I also know that this issue is one of many that we face at this point. In fact, a bigger issue to me at this point is on the technological side. Between the RSS feeds, pushing one post to multiple categories, etc., there is a ton of work to be done on the back end. This, to me, is just as daunting as anything else we face, including compensation and the overall perception of FanHouse. There's just a lot of heavy lifting to be done across the board.
But I took the job working with FanHouse regardless. Why? Because of the talented group of people we have writing for the site. For instance, when I came to AOL, I thought I knew a lot about the NBA. I've been a lifelong fan, and I worked in the league for five years, so that makes me an expert, right? Well, not compared to the NBA FanHouse guys. Working with Brinson, Edwards, Moore, Watson and Ziller really opened my eyes as to what it means to follow a sport, and write about it well. And as great and unique as our NBA guys are, I'm guessing this level of dedication is matched in all of the other sports as well. Truthfully, you guys know more — and care more — about the sports you cover than any beat writer or TV analyst that does this for a living, I can guarantee you that much. We just need to make sure that that continues to be communicated to our audience. Then everything will be fine.

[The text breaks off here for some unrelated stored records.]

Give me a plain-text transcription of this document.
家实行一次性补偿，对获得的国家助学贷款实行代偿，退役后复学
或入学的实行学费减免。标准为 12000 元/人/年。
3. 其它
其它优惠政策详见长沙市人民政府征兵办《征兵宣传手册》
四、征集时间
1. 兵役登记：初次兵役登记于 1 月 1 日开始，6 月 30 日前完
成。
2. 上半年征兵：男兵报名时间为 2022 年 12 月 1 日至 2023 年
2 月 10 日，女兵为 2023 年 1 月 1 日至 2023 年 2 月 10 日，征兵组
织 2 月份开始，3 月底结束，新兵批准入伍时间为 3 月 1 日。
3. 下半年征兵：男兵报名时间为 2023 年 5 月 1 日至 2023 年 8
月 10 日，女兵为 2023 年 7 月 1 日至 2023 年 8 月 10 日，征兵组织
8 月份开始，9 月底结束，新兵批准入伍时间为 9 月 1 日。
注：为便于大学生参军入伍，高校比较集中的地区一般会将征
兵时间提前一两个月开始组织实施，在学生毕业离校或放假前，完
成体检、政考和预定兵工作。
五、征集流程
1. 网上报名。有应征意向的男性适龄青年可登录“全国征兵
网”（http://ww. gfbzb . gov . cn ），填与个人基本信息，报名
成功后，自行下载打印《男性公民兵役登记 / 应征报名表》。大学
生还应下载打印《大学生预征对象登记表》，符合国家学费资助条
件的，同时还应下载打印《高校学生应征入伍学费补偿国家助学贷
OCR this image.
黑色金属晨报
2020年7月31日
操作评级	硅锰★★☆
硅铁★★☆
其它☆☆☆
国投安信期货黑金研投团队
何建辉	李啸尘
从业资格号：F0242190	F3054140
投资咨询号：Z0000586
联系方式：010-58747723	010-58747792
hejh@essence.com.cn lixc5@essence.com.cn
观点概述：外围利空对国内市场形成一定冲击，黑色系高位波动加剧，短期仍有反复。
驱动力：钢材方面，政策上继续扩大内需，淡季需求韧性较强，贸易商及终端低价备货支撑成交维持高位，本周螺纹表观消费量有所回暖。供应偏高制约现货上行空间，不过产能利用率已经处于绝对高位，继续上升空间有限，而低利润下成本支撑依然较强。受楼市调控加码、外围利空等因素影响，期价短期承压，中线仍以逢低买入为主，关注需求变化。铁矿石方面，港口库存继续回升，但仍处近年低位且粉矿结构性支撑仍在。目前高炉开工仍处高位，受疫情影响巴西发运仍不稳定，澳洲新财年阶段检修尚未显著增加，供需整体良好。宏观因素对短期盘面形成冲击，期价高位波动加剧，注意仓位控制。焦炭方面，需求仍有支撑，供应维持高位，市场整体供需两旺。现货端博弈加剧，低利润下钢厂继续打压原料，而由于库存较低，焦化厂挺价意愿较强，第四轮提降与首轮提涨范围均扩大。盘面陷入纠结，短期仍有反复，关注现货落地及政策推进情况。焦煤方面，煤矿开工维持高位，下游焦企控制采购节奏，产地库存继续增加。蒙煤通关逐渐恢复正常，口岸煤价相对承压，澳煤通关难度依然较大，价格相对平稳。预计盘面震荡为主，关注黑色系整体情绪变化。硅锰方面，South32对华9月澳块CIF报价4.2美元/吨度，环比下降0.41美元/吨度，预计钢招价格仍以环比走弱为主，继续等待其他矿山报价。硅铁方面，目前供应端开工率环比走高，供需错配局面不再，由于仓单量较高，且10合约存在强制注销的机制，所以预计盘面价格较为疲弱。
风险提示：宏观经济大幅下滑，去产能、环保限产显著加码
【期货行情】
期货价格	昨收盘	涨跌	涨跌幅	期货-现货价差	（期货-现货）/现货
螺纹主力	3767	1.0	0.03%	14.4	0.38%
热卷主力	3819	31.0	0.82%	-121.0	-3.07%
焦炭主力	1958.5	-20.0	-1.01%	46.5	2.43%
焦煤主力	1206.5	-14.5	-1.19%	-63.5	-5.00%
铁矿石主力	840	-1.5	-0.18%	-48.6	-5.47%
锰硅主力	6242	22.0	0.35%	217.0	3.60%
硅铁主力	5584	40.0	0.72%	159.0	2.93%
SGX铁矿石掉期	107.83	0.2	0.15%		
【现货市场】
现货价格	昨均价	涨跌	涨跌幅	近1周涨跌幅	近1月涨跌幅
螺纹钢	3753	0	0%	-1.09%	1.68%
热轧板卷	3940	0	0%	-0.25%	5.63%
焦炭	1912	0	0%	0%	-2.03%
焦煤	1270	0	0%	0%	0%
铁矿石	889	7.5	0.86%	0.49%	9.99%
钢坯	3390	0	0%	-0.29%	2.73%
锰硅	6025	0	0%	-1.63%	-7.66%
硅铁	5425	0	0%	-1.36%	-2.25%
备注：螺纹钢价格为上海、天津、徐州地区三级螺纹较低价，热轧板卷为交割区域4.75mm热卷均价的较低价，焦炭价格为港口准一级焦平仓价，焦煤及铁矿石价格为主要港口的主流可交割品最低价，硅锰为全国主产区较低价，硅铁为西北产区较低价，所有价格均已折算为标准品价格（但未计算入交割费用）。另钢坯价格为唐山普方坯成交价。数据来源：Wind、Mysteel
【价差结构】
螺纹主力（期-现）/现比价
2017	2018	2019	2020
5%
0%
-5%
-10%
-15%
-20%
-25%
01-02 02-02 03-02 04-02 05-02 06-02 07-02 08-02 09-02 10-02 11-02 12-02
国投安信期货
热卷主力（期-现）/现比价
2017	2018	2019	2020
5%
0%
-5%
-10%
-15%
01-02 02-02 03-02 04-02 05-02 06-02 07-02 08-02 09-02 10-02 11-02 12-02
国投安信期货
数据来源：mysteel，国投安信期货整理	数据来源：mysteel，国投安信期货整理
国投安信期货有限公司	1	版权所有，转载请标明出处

And to that end, I advise you to work closely with your sport-by-sport producers. Trust me when I say these guys care about the product as much as you do. Over the last year, the gang at AOL Sports has impressed me as much as you, the bloggers, have. The AOL producers know their stuff and they're not out to take advantage of you. Ultimately, we all want to win, and I know that everyone's willing to work as hard as possible to see that we build the best possible site that we can. Now it's just a matter of getting everyone on the same page. (I'll send out a contact list of everyone's roles and info on the AOL side very soon.)
I'm excited for what the future holds for FanHouse. I would not have taken this job if I thought your voices were going to be stifled, or the underlying message of the site was going to change. Your voices count more than ever. There's a lot of work to be done, but I don't think that the damage that's been done is irreparable. I think we can be as successful, respected and relevant as ever.
Even if you've got a slightly clueless dunce like me at the helm.
P.S. Many of you might know but for those who don't, the e-mail subject is lifted from the classic Explosions in the Sky album, which I always listen to when trying to write, even if it was used prominently in the score of Friday Night Lights, which was based on the book written by, naturally, Buzz Bissinger. See how this all comes full circle? Tidy, huh?
(Ed note: the masses are not mollified. Some dismissive replies follow, concluded by this:)
On Wed, Aug 6, 2008 at 6:51 PM, J. P. wrote:
I dunno... not sure what to make of an AOL Producer with a Gmail address. Doesn't really demonstrate corporate commitment.